Figure 2. If you’re looking to climb A3 or harder, be prepared to play the expando game.
The term “Expando” refers to any crack or flake that moves when pressured. These fissures can run the gamut from huge, creaky flakes to micro splitter cracks. On hard aid, carelessly nailing into expanding cracks might be the quickest way to send yourself for the big ride. When I’m on a nail-up, I look at every crack as if it’s potentially expanding. When you nail a piton into a crack, you’re exerting great pressure on the rock. Even if a crack appears splitter, you might actually be hanging on a huge exfoliated sheet of rock that can shift relative to the wall underneath. RPs and copperheads, used for the thinnest of thin, rely on precise surface contact. If that surface shifts even a fraction of a millimeter, and you are weighting that piece, it will rip. Here are a few tips that may help you the next time you encounter an expanding crack. First of all, is the crack big enough to take TCUs? If so, you’re lucky, because unlike pitons, nuts, and heads, camming devices can expand with the crack. If you flex the crack open while standing on a cam, the cam probably won’t blow. Whenever possible, aid expando sections on cams. If the crack is too thin for TCUs, more sophisticated trickery is required. I like to smack in the biggest pin possible at the start of any expando section. This helps take out some of flake’s expansion range and hopefully will also provide at least one piece of good protection.
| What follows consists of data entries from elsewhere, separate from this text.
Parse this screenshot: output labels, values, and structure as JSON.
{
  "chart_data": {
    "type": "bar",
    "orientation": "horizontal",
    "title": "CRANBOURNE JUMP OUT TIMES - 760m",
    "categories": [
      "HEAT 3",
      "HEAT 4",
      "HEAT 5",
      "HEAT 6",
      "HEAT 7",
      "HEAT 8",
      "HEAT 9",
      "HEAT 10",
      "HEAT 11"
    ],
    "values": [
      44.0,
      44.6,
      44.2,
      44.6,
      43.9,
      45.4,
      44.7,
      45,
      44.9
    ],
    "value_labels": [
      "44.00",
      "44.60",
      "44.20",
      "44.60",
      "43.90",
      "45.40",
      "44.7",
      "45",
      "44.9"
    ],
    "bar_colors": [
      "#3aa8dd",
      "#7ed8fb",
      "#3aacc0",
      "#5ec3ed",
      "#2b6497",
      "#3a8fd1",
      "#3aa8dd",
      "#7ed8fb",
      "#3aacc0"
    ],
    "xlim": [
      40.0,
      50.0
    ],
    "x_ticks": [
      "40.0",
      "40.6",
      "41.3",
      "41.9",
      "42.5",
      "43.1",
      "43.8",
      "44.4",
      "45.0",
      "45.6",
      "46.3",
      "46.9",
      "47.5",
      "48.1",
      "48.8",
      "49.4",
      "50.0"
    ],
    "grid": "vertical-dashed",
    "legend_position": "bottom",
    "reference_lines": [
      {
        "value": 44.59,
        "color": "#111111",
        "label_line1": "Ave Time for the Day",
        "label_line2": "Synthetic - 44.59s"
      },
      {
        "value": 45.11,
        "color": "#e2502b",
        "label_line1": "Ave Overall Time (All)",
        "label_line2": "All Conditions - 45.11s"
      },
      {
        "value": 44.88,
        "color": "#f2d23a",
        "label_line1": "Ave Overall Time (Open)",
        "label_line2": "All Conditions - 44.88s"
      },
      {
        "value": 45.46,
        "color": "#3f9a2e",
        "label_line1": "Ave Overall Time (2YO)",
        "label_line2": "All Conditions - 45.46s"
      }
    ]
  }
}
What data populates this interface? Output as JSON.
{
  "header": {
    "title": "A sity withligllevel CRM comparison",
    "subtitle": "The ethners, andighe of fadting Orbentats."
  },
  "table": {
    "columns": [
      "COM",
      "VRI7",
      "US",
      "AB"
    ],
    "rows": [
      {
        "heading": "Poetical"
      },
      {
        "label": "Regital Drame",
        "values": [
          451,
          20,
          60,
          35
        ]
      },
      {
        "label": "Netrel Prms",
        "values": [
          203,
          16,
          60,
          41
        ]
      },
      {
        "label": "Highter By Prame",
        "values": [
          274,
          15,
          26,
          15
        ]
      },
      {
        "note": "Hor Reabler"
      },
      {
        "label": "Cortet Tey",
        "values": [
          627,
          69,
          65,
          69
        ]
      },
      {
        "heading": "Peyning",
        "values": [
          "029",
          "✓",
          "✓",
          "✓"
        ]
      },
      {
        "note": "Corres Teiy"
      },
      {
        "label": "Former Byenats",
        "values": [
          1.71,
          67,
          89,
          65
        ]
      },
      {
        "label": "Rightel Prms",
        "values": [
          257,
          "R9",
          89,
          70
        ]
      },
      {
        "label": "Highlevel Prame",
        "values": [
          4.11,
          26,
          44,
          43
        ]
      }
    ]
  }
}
Next, look at the crack and come up with a plan of attack. Are you going to nail it, nut it, copperhead it, or a combination of all three? Usually, if I start with pins, I like to stay with pins. I try not to overdrive or oversize, and I tilt the pins slightly upward (Figure 1), assuming that they will shift downwards a bit as the crack expands. Most importantly, I daisy in tight to the piece I’m placing, just in case the one I’m on pulls. If the piece I’m on really looks like it’s about to blow, I shift my weight onto the top piece and whale it in as hard and as far as I can (Figure 2). If you decide to go with copperheads and nuts, know that you’ll probably have to stay with this type of placement for the duration. The single most important thing to avoid is nailing a pin above a thin nut or head, since this is sure to expand the crack enough to cause your lower placement to blow. Be careful, too, because even a head can expand a crack, especially if you’re trying to slam in a #3 above a #1 or #2 head. Say you’re on a dicey #2 copperhead in an expanding crack, and the next placement looks like it’s going to have to be a piton. First, consider a cam hook. Provided the flake is not horribly loose, body weight on the cam hook shouldn’t be enough to blow the piece you’re on. Another option is to find a hook placement on the face. Hooks are immune to expando because they’re not placed in the crack. From a sound hook, you can whale in a pin without compromising the placement supporting your weight. If you must drive a pin above a delicate expando placement, daisy in tight to the pin you’re placing. Use free-climbing face holds, if possible, to help take some weight, and be ready to start swinging hard if the head suddenly blows.
Figure 1. Placing the pin with a slight upward angle can help keep it from rotating into a likely-to-blow downward orientation.